If it’s news to me, it must be news to you!‘
Cunning: We’ve all witnessed the lengths that some people will go to to keep the seat next to them free on crowded trains but now an American company has come up with their ‘Seat Saver’ range of fake food and drink spills to discourage interlopers.
The Gran Tour: Three grannies from Eccles, near Manchester, were sent on a five-day driving tour of Catalonia in an imitation of The Grand Tour.
It could be you: Self-described philosopher-mathematician Stefan Mandel managed to win lotteries across the world fourteen times thanks to his number-picking algorithm.
Name game: One in five millennials would choose or change their child’s name to match available website domain names.
Carbuncle: The new Redrock leisure centre new where I live in Stockport has made the shortlist for the UK’s ugliest building. I tend to agree as far as the exterior is concerned although the cinema is very luxurious.

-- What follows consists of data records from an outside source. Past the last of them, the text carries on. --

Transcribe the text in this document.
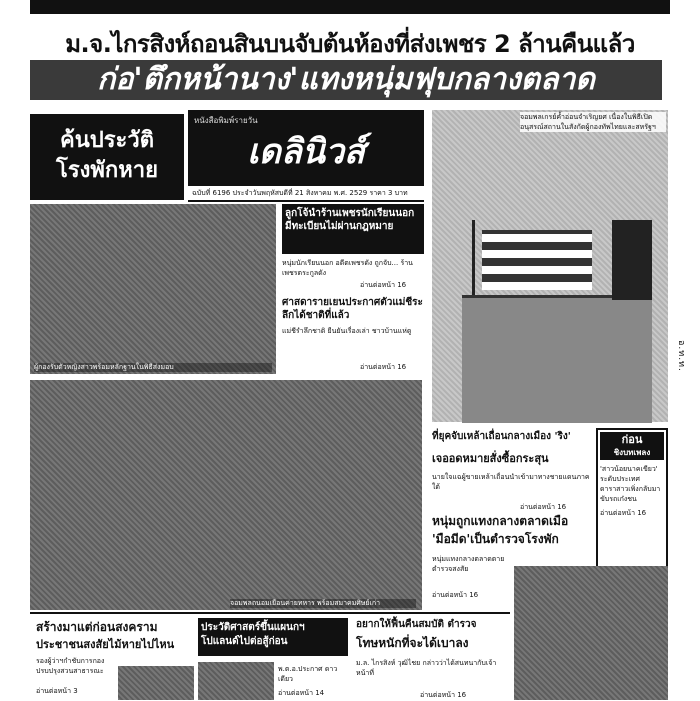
ม.จ.ไกรสิงห์ถอนสินบนจับต้นห้องที่ส่งเพชร 2 ล้านคืนแล้ว
ก่อ'ตึกหน้านาง'แทงหนุ่มฟุบกลางตลาด
ค้นประวัติ
โรงพักหาย
หนังสือพิมพ์รายวัน
เดลินิวส์
ฉบับที่ 6196 ประจำวันพฤหัสบดีที่ 21 สิงหาคม พ.ศ. 2529 ราคา 3 บาท
จอมพลเกรย์ค้ำอ่อนจำเริญยศ เนื่องในพิธีเปิดอนุสรณ์สถานในสังกัดผู้กองทัพไทยและสหรัฐฯ
ผู้กองรับตัวหญิงสาวพร้อมหลักฐานในพิธีส่งมอบ
ลูกโจ้นำร้านเพชรนักเรียนนอก มีทะเบียนไม่ผ่านกฎหมาย
หนุ่มนักเรียนนอก อดีตเพชรดัง ถูกจับ... ร้านเพชรตระกูลดัง
อ่านต่อหน้า 16
ศาสดารายเยนประกาศตัวแม่ชีระลึกได้ชาติที่แล้ว
แม่ชีรำลึกชาติ ยืนยันเรื่องเล่า ชาวบ้านแห่ดู
อ่านต่อหน้า 16
จอมพลถนอมเยือนค่ายทหาร พร้อมสมาคมศิษย์เก่า
ที่ยุคจับเหล้าเถื่อนกลางเมือง 'ริง'
เจออดหมายสั่งซื้อกระสุน
นายใจแฉผู้ขายเหล้าเถื่อนนำเข้ามาทางชายแดนภาคใต้
อ่านต่อหน้า 16
ก่อน
ชิงบทเพลง
'สาวน้อยนาคเขียว'
ระดับประเทศ
ดาราสาวเพิ่งกลับมา
ขับรถเก๋งชน
อ่านต่อหน้า 16
หนุ่มถูกแทงกลางตลาดเมือ
'มือมีด'เป็นตำรวจโรงพัก
หนุ่มแทงกลางตลาดตาย ตำรวจสงสัย
อ่านต่อหน้า 16
อ.ท.ท.
สร้างมาแต่ก่อนสงคราม
ประชาชนสงสัยไม้หายไปไหน
รองผู้ว่าฯกำชับการกอง ปรบปรุงสวนสาธารณะ
อ่านต่อหน้า 3
ประวัติศาสตร์ขึ้นแผนกฯ
โปแลนด์ไปต่อสู้ก่อน
พ.ต.อ.ประกาศ ดาวเดียว
อ่านต่อหน้า 14
อยากให้ฟื้นคืนสมบัติ ตำรวจ
โทษหนักที่จะได้เบาลง
ม.ล. ไกรสิงห์ วุฒิไชย กล่าวว่าได้สนทนากับเจ้าหน้าที่
อ่านต่อหน้า 16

Owzat! Jonathan Agnew lured professional Yorkshireman Geoffrey Boycott into yet another carefully laid trap.
Brief lives: Burnley footballer Jimmy McIlroy; Vietnamese soldier and journalist Bui Tin; Odd Couple playwright Neil Simon; Burnley and Northern Ireland midfielder Jimmy McIlroy; anti-Mafia campaigner Rita Borsellino and; American presidential candidate John McCain;
That fake food site… good gracious! I got lost there, and had even convinced myself I needed some fake fruit. Luckily I unconvinced myself again.
Yes, the fake food thing is just another step in our own demise as a civilized people.
Ha Ha Roger! I would have thought other things more causal, but then again, if we are talking about a simple correlation, you may be right!